Un anno sulle note di Don Mansueto: concerti, studi e un finale inedito

Si avvia alla conclusione l’anno dedicato a Don Mansueto, promosso in occasione del centenario della sua nascita.

Un percorso iniziato il 5 febbraio 2025 e che si chiuderà simbolicamente il 5 febbraio 2026, nel periodo del suo compleanno, dopo dodici mesi intensi di concerti, studi e momenti di approfondimento che hanno riportato al centro dell’attenzione una figura di grande rilievo per la cultura musicale e spirituale del territorio.

A tracciare il bilancio è l’avvocato Danilo Riponti, coordinatore del Comitato per le celebrazioni. “È stato un anno molto intenso, ricco di concerti e di esperienze davvero significative – spiega – ma soprattutto di ricerca su un nostro conterraneo che ha dato lustro alla cultura del Solighese e del Trevigiano in generale. Credo sia stato fatto un lavoro importante per diffondere il valore di questo straordinario musicista-sacerdote”.

Don Mansueto viene ricordato non solo per il suo ministero, ma anche per una produzione musicale complessa e potente. “Era straordinario sia come musicista che come sacerdote – sottolinea Riponti – la sua musica non era e non è semplice, perché ispirata ai criteri della dodecafonia. È una musica articolata, impegnativa, ma allo stesso tempo molto potente, capace di lasciare un segno profondo”.

Fondamentale, nel percorso celebrativo, il lavoro corale di studiosi, musicisti e organizzatori. “Sono stato molto lieto di aver coordinato il comitato organizzatore – aggiunge Riponti – soprattutto per l’attività di entusiasta ricerca che abbiamo portato avanti sulla figura di Don Mansueto, insieme al maestro Giancarlo Nadai e ai ragazzi della Piccola Orchestra Veneta, oltre a tutti coloro che hanno collaborato dal punto di vista organizzativo.
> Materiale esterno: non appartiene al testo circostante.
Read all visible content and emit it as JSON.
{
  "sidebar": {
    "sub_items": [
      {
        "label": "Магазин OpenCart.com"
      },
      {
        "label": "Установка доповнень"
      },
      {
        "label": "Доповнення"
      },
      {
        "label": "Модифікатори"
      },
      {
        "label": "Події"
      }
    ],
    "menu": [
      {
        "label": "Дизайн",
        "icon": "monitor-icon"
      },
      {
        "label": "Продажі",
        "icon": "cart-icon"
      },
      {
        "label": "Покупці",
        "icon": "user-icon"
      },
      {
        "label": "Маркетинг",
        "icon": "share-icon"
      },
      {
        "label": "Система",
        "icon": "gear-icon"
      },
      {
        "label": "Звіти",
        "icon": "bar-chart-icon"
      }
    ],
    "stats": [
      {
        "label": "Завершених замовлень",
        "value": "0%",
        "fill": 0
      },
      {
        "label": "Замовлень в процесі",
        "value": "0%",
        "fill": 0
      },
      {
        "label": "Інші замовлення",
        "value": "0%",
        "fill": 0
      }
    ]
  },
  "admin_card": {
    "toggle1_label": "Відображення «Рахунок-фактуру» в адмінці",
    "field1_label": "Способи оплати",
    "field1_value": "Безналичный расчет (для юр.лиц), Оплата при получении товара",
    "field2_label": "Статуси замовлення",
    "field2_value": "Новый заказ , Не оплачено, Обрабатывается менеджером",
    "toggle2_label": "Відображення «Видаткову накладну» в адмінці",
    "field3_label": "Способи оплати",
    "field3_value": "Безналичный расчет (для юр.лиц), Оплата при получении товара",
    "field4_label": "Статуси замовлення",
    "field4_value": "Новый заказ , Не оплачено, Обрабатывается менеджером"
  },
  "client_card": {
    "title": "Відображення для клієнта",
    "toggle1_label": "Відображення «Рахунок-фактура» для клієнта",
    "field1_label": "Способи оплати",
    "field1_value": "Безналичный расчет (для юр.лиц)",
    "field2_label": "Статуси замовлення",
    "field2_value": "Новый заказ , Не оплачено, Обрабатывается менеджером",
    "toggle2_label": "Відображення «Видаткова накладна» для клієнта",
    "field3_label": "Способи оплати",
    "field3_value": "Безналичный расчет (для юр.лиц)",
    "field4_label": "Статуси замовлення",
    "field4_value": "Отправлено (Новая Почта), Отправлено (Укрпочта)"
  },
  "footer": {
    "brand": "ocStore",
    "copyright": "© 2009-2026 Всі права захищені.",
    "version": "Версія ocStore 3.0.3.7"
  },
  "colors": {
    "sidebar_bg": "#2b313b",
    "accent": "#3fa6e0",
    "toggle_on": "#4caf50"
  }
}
Tutti abbiamo cercato di dare una mano e credo che il risultato di far conoscere questa grande figura sia stato pienamente raggiunto”.

Il cammino si concluderà con un ultimo concerto in occasione del compleanno di Don Mansueto. La data precisa verrà comunicata nei prossimi giorni, dal momento che la ricorrenza cade in settimana e il concerto potrebbe essere programmato la domenica successiva e forse articolarsi in due distinti eventi.

Con ogni probabilità il concerto si terrà alla Chiesa di Soligo, dove Don Mansueto è nato, e in questa solenne occasione si proporrà al mondo un’opera inedita di D.Mansueto, un quartetto d’archi mai eseguito prima d’ora, intitolato “I sette vizi capitali”.

“Ricordo a tutti – conclude Riponti – che con questo evento si chiuderà questo bellissimo anno di musica e cultura , grato al grande pubblico che con la sua intensa presenza ha dimostrato di apprezzare i concerti che si sono succeduti, e sono certo che moltissime persone del nostro territorio, e non solo, abbiano potuto riscoprire una straordinaria figura di artista e sacerdote”.